Klar positionierte sich der frühere enge Mitstreiter von von der Leyens Vorgänger Jean-Claude Juncker, was die künftige Europawahl betrifft. "Ich teile die Sorge, dass es in einigen Staaten Europas einen Drang zu extremistischen Parteien gibt, auf der Rechten und Linken", sagte auf eine entsprechende Publikumsfrage. Man dürfe aber "nicht jetzt die Hände in den Schoß legen" und sagen "um Gottes Willen, die Extremisten werden gewinnen". Wichtig sei, dass auch nach der Wahl die Mitteparteien die Mehrheit haben, "dann wird Europa funktionieren".

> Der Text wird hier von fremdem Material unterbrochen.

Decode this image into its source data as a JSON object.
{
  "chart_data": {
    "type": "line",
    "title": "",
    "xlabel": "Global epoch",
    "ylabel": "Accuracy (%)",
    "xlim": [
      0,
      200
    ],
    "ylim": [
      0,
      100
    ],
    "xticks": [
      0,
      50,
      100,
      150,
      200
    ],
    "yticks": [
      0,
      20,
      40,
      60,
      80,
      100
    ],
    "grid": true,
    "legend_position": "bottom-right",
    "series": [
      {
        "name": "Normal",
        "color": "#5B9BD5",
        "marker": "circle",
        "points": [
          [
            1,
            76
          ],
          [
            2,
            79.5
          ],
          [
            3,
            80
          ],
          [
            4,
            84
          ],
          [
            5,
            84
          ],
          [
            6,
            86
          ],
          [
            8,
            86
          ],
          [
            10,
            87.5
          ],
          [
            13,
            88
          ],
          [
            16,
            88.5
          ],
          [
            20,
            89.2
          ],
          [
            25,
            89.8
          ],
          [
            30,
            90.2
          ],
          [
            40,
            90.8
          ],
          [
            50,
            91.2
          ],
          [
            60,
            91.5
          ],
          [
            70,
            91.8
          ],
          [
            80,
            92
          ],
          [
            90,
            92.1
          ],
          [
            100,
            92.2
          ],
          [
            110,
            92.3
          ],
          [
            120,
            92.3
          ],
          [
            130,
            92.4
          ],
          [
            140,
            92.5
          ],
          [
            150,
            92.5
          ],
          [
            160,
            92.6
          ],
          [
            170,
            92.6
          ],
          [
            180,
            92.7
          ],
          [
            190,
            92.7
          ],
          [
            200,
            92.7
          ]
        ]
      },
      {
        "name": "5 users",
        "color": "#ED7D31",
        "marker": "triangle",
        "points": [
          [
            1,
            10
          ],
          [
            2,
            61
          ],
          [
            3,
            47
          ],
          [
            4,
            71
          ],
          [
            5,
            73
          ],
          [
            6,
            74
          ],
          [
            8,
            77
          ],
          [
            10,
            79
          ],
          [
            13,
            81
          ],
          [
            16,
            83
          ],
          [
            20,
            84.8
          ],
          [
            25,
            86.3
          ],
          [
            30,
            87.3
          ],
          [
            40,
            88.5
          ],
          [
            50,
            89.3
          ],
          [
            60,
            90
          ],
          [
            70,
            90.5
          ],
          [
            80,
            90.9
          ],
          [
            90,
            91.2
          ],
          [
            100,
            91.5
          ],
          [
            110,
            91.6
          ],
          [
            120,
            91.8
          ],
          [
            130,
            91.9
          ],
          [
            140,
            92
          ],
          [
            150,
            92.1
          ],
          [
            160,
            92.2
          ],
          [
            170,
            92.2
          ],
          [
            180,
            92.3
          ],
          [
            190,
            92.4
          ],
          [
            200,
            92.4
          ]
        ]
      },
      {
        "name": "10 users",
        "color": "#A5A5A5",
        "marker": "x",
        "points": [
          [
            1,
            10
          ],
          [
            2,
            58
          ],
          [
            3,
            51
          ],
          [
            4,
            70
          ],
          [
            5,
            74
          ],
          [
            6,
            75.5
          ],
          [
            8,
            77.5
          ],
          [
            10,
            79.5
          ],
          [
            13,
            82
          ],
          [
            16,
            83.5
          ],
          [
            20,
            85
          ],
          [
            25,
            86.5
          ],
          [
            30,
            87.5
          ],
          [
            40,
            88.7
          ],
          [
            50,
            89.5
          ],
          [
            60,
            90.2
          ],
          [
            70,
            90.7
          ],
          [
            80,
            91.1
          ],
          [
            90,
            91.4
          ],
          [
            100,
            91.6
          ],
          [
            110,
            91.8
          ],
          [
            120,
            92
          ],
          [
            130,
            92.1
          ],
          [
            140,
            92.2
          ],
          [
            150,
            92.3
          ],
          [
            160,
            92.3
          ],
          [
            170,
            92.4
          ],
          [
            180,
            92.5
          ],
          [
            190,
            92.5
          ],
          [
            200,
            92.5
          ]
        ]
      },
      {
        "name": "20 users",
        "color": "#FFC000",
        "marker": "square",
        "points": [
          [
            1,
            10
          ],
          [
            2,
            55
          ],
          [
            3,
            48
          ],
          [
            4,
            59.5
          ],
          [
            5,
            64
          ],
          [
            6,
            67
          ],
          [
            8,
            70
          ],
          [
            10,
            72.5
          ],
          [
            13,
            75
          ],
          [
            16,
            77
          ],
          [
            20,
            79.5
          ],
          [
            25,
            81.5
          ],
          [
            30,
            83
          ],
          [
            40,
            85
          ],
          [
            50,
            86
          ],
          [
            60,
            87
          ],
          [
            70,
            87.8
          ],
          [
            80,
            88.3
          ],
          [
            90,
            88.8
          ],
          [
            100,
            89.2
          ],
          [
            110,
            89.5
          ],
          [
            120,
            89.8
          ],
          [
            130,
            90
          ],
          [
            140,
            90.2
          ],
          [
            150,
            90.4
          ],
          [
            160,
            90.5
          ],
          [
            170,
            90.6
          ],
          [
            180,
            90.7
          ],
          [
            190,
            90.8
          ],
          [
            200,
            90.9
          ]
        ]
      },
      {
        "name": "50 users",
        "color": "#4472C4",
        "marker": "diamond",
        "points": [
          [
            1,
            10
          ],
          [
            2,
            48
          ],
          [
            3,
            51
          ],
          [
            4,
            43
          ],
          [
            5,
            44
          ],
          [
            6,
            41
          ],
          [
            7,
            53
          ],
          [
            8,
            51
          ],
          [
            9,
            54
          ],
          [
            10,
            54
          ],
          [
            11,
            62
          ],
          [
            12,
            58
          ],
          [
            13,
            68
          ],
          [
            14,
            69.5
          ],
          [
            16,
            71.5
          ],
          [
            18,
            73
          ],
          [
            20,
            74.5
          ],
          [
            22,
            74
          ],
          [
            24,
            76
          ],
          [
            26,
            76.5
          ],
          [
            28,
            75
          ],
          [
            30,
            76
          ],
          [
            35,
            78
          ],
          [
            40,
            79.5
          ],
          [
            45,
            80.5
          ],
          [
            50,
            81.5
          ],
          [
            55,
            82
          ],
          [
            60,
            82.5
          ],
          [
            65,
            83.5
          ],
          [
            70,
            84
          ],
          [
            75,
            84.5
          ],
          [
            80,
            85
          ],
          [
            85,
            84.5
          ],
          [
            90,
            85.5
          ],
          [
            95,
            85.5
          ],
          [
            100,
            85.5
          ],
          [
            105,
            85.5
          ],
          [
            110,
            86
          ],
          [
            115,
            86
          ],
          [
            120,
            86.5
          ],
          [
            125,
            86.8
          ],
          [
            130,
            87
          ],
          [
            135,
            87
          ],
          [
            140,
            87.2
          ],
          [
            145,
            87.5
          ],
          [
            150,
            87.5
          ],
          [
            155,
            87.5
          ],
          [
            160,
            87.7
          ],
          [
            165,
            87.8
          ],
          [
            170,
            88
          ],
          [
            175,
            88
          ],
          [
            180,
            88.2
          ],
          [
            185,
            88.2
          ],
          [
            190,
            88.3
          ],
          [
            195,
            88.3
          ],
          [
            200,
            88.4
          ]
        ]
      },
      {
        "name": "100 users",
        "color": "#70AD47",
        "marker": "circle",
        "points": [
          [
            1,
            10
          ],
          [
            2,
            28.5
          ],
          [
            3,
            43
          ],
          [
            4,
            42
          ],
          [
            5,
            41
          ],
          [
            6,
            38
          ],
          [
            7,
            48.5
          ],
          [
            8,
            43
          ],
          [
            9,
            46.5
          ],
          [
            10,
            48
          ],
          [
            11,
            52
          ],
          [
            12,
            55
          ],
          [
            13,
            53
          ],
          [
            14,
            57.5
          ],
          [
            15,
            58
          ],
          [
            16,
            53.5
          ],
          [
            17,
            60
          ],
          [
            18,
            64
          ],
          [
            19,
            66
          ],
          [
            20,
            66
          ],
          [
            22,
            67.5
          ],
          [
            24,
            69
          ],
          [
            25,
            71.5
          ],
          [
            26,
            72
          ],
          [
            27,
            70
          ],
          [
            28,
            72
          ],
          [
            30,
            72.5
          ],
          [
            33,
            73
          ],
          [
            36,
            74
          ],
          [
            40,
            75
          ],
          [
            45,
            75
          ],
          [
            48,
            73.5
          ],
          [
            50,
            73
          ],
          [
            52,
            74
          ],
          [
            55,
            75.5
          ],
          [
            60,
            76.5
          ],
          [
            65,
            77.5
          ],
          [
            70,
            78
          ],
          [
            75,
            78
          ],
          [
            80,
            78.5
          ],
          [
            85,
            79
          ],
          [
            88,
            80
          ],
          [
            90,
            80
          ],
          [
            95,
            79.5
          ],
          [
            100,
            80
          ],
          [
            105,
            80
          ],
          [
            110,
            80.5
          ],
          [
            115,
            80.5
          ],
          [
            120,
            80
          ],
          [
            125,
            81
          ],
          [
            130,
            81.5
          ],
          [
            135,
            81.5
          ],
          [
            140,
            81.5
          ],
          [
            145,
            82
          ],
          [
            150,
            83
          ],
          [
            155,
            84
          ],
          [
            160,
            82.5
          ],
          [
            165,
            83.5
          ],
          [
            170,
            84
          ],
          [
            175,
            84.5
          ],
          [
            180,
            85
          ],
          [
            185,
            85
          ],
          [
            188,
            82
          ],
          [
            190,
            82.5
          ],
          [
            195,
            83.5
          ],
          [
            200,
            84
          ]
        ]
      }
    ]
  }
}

Als eine "klare, starke Rede, was die Ukraine betrifft", wertete der ukrainische Botschafter Wassyl Chymynez die Ansprache der Kommissionspräsidentin. "Das Highlight war für mich, dass die Zukunft der Ukraine in Europa liegt." Auch Selmayr hob das klare Bekenntnis von der Leyens zur EU-Erweiterung hervor. Sie habe "mehrmals über eine EU 30+ geredet". Er könne sich nicht erinnern, dass einer ihrer Vorgänger das jemals getan habe. Dabei habe sie auch neuralgische Themen wie das Geld angesprochen, sagte Selmayr unter Verweis auf das Landwirtschaftsbudget, das sich ohne Reformen verdreifachen könnte. In diesem Zusammenhang verwies er auch auf verbreitete Erweiterungsskepsis in der österreichischen Bevölkerung, während die Regierung in Wien "einer der größten Befürworter der Erweiterung" sei.
"Der Zug in Richtung Erweiterung ist bereits auf der Hochgeschwindigkeitsstrecke. Wer dabei sein will, der muss sich jetzt bewegen", betonte Selmayr in Richtung der Beitrittsländer. Brandstätter hatte zuvor mangelnden Reformeifer von Westbalkanstaaten - gerade auch im Vergleich zur Ukraine - kritisiert und gefordert: "Es muss auch die EU-Kommission sagen, wir wollen euch aufnehmen, aber ihr müsst euch vorbereiten. Ihr seid nicht vorbereitet."
Selmayr hatte sich schon vor seinem "Blutgeld"-Sager mit Aussagen zur Wort gemeldet, die von der österreichischen Regierung als Kritik verstanden wurden. So äußerte sich der studierte Europarechtler etwa in der von Bundeskanzler Karl Nehammer (ÖVP) losgetretenen Sommer-Debatte über eine Verankerung des Bargelds in der Verfassung und wies darauf hin, dass es einen solchen Beschlusses nicht bedürfe, weil das Euro-Bargeld im EU-Vertragsrecht festgeschrieben sei. Während Selmayr für seine Kritik an den österreichischen Gaszahlungen aus verschiedenen Parteien Zuspruch erhielt, lässt die FPÖ nicht locker. Sie fordert weiterhin seine Abberufung und rief am Dienstag auch die Grünen Minister Johannes Rauch und Alma Zadic auf, eine Teilnahme an einer Podiumsdiskussion mit Selmayr in der kommenden Woche abzusagen.
Zusammenfassung
- Der wegen seiner "Blutgeld"-Sagers von Wien und Brüssel gerüffelte EU-Kommissionsvertreter Martin Selmayr will seinen Job in Österreich nicht aufgeben.
- "Wie Sie sehen, ich mache meinen Job, und ich werde immer meinen Job machen, bis zur Pensionierung", sagte Selmayr der APA am Mittwoch bei einer Veranstaltung im Haus der Europäischen Union.
- "Das Highlight war für mich, dass die Zukunft der Ukraine in Europa liegt."